On Thu, Apr 25, 2024 at 10:22:16PM +0200, Steffen Nurpmeso wrote:
> You talk to the wrong person given that other people added that
> mechanism and put it into practical use.

Yeah unfortunately, as Kevin admitted, this feature was never
discussed here when it was implemented, so those who care about any of
that are having the conversation now.

But that doesn't matter... I was specifically responding to YOUR
point, which was a logical fallacy.  You seemed to be making a point
that implied that if you aren't aware of clients that are negatively
impacted, then it doesn't matter.  That's bad logic.

There's a difference between bugs caused by the implementer of the
receiver failing to correctly implement what is normal and expected,
and bugs caused by the implementer of the sender intentionally
implementing behavior that is outside what is normal and expected.
The former affects only the user of that software.  The latter affects
everyone else but the user of that software (at least potentially).
Responsible developers should strive to avoid both, but the latter
clearly has a more serious impact on more people, and exactly the
wrong people.  It is the whole reason the robustness principle exists.
Outlook is famous for this sort of thing, and it's one of the reasons
people hate Microsoft/Outlook.  

> (And regarding this -- i think this works out fine.  Except for
> dumb clients like mine which do not get the thing and do not map
> those headers into the place of the main ones.  Yet.)

You have no proof that this is true, among the hundreds if not
thousands of e-mail clients that exist.  That is the nature of
undefined behavior.  There's nothing special about that term in the
context of ISO C or otherwise.  And since there isn't any sort of
official standard, it's probably rather unlikely that the majority of
clients will ever addopt this.  You can't call them dumb for not
implementing a standard that doesn't exist.

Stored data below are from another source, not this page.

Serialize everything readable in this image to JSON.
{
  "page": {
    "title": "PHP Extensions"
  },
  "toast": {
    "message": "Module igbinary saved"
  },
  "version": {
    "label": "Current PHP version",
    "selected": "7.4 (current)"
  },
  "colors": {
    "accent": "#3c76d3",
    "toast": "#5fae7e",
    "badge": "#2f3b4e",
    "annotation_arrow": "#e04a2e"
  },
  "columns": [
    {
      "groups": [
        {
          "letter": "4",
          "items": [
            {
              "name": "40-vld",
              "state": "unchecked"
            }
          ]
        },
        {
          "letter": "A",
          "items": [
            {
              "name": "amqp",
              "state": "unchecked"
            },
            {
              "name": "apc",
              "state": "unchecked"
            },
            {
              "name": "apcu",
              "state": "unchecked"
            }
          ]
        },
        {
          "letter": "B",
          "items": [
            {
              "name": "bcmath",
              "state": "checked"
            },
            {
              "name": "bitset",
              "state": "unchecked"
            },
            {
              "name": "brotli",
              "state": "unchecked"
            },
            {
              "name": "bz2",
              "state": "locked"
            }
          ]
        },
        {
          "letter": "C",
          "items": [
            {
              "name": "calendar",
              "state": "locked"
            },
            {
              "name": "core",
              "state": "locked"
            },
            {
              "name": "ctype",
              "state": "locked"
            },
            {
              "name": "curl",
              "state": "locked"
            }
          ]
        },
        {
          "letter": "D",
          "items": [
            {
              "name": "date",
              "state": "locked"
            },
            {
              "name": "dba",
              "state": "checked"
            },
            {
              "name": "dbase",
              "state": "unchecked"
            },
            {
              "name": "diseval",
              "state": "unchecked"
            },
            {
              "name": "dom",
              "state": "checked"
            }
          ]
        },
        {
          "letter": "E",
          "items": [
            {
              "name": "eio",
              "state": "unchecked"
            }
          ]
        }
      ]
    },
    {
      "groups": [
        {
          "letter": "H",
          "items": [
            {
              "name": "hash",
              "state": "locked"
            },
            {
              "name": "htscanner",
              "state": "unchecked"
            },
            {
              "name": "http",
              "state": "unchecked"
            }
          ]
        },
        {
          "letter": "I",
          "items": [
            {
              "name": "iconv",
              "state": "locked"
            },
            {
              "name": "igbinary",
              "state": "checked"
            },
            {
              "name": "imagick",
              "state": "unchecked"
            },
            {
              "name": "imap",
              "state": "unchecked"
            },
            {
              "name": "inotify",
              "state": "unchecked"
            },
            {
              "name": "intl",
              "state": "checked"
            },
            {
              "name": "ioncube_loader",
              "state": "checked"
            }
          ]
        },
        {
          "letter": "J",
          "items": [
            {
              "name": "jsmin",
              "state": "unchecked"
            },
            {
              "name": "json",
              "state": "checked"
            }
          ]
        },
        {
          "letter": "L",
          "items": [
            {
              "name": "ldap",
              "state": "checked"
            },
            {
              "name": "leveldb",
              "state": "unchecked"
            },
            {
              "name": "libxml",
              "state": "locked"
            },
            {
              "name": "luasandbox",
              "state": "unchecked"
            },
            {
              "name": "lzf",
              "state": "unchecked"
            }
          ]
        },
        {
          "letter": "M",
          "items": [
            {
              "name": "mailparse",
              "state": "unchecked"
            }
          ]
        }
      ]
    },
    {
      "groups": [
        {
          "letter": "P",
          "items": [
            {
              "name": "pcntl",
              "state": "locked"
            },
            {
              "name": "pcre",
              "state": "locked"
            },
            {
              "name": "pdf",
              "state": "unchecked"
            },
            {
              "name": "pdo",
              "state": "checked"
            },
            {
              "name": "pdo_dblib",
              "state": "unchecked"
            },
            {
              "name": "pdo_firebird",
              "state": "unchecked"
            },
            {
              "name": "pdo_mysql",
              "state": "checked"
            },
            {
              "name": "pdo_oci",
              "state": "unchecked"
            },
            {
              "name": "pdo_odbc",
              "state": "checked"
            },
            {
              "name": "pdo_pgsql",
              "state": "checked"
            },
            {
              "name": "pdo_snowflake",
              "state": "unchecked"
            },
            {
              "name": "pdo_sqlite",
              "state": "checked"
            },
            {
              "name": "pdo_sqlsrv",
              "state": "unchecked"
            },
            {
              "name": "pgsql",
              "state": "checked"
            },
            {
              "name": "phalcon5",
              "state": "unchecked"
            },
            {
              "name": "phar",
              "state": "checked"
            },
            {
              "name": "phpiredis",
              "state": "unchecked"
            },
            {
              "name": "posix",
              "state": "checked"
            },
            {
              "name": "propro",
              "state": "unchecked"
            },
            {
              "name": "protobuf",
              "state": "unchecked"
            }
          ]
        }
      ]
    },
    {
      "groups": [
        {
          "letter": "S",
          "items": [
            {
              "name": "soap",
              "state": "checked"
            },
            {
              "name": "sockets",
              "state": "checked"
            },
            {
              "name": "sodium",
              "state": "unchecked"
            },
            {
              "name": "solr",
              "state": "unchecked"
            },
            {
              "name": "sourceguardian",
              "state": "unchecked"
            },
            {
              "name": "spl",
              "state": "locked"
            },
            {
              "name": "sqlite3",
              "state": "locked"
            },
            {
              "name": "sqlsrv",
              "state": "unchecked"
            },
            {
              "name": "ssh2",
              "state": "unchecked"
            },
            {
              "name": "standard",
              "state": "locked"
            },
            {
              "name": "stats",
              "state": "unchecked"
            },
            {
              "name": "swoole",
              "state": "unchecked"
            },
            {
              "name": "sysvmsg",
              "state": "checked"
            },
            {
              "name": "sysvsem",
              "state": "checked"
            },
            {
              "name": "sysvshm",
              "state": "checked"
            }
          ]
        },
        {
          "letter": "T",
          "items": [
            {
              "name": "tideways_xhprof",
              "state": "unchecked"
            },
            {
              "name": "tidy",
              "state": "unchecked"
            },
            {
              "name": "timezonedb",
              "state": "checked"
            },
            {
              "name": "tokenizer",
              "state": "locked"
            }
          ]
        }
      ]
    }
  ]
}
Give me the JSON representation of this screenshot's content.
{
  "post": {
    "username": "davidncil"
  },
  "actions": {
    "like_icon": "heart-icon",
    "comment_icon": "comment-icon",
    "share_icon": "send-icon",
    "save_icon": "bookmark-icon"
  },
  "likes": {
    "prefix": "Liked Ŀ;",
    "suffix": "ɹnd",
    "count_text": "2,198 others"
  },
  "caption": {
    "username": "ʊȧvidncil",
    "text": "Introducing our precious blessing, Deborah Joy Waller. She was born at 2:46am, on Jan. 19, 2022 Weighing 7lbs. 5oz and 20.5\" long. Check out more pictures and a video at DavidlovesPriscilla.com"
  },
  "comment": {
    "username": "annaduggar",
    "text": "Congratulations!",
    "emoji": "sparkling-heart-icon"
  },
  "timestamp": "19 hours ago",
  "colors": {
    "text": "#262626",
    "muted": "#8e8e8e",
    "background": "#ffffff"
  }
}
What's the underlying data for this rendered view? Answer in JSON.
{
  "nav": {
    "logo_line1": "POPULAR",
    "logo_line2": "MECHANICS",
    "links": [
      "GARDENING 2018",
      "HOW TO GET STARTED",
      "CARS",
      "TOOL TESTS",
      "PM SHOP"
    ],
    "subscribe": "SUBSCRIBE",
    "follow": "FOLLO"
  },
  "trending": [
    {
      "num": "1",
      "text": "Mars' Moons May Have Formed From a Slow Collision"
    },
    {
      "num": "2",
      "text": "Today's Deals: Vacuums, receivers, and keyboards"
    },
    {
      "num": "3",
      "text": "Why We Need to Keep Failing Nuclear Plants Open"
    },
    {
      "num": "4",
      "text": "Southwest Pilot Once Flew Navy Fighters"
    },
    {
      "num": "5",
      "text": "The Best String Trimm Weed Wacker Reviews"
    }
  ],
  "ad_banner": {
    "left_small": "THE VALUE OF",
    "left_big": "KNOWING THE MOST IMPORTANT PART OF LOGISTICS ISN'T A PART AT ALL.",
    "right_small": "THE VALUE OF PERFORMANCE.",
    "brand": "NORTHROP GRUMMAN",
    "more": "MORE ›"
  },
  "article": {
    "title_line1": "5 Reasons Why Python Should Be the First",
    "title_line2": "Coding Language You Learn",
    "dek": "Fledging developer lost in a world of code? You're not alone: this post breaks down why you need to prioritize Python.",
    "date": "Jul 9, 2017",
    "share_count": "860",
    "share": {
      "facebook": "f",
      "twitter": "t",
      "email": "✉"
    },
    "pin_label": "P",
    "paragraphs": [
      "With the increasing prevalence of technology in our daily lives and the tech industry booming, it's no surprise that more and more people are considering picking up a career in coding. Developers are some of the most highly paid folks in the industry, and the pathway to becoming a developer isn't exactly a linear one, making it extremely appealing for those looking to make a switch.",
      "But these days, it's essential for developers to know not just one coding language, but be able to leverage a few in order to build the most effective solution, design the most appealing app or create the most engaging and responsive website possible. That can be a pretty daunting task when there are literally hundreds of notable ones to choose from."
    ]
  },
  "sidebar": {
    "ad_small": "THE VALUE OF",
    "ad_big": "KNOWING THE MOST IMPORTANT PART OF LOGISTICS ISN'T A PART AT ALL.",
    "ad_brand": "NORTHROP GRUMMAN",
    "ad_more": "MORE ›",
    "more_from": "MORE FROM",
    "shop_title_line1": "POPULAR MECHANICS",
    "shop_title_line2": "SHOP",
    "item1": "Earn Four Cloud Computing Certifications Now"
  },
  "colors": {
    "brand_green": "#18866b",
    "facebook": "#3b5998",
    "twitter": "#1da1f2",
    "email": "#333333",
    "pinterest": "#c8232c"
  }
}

> You can expect anything in it is what is said.  Of course, MUAs
> which do not understand maximally visualize those header lines in
> addition to the main ones (what mine does), or totally ignore them
> (what i expect graphical ones to do).  That is not "undefined
> behaviour".

These are not the only possibilities, since again, the behavior is
undefined.  Headers could be incorrectly repeated (which could lead to
additional bugs, since that also is outside the spec), the "wrong"
version of the header could be the one the client uses.  Or the
structure you're using to hold the headers could overflow, causing
memory corruption and/or crashes.  Etc..  Those things might be
unlikely or impossible to happen in the absence of the undefined
behavior.  It's hard to be robust against problems you didn't forsee,
on account of them being well outside the norm.

Undefined behavior is... undefined.  When the input data deviates from
what is expected, any variety of resulting bugs is LIKELY.